Wie klärt die EKD den Missbrauch auf?
Publik-Forum: Lange Zeit hieß es, sexueller Missbrauch sei vor allem ein Problem der katholischen Kirche. Nun hat die Evangelische Kirche in Deutschland (EKD) nach anfänglichem Zögern die zentrale Aufarbeitung der Missbrauchsfälle in ihren Einrichtungen beschlossen. Woher kommt dieser Umschwung?
Christine Bergmann: Umschwung ist vielleicht ein bisschen zu gewaltig gesagt, aber man nimmt das Thema sehr viel ernster.
Wie kam das?
Bergmann: Wichtig war das Hearing mit der katholischen und der evangelischen Kirche im Juni dieses Jahres, das unsere Kommission organisiert hat. Da haben Betroffene öffentlich über ihre Erfahrungen berichtet. Das war schmerzhaft für beide Kirchen. Die Betroffenen haben die Kritik am Umgang mit ihnen sowohl in der Zeit des Missbrauchs als auch später geäußert. Da ist auch in der evangelischen Kirche so manches schlecht gelaufen. Seitdem hat sich eine Menge getan. Nun liegen konkrete Maßnahmen auf dem Tisch – und wir werden das kritisch begleiten.
Was ist konkret von der EKD beschlossen worden?
Bergmann: Zwei Studien werden in Auftrag gegeben. Eine soll sich mit den begünstigenden Faktoren des Missbrauchs beschäftigen. Eine zweite wird die Zahl der Fälle erfassen und das Dunkelfeld ausleuchten. Es soll auch eine unabhängige zentrale Ansprechstelle eingerichtet werden. Das halte ich für sehr wichtig, weil viele Opfer sich aus unterschiedlichsten Gründen nicht in ihrer Landeskirche melden wollen. Wichtig ist, dass sie an der Studie beteiligt werden. Betroffene dürfen nicht als Bittsteller behandelt werden.
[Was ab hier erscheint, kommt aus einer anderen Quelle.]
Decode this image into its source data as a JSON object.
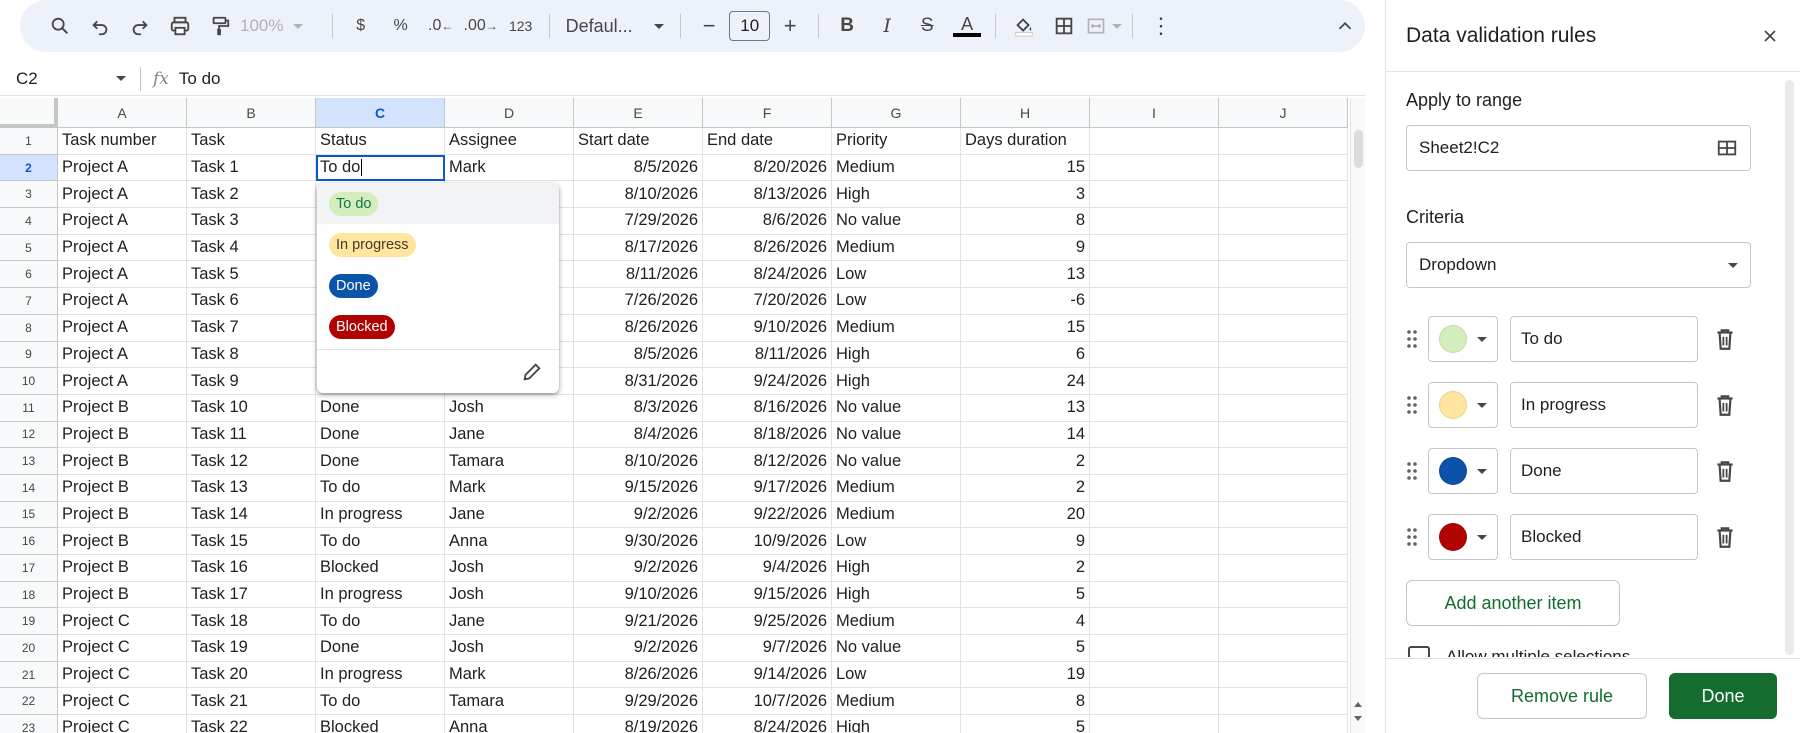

Gibt es für die Studien Vorbilder?
Bergmann: Ausgangspunkt war die große Studie, die von der katholischen Bischofskonferenz in Auftrag gegeben wurde. Sie förderte erschreckende Zahlen zutage: 3700 Missbrauchs-Fälle, 1600 Priester, die zu Tätern geworden waren. Deshalb hat die Unabhängige Kommission der evangelischen Kirche empfohlen, auch eine solche Studie in Auftrag zu geben. Bisher sind – eher zufällig – 480 Fälle bekannt geworden.
Repräsentanten der EKD haben gesagt, die Situation in der evangelischen sei mit der in der katholischen Kirche nicht vergleichbar. Sehen Sie das auch so?
Bergmann: Ich möchte das nicht vergleichen und halte es lieber mit Brecht: »Mögen die anderen von ihrer Schande reden, ich rede von meiner.« Natürlich gibt es Unterschiede in den Strukturen, das wissen wir doch. Die evangelische Kirche hat kein Zölibat und auch nicht so einen starken Klerikalismus. Aber wir wissen schon seit 2010/2011, dass es auch in der evangelischen Kirche genug aufzuarbeiten gibt.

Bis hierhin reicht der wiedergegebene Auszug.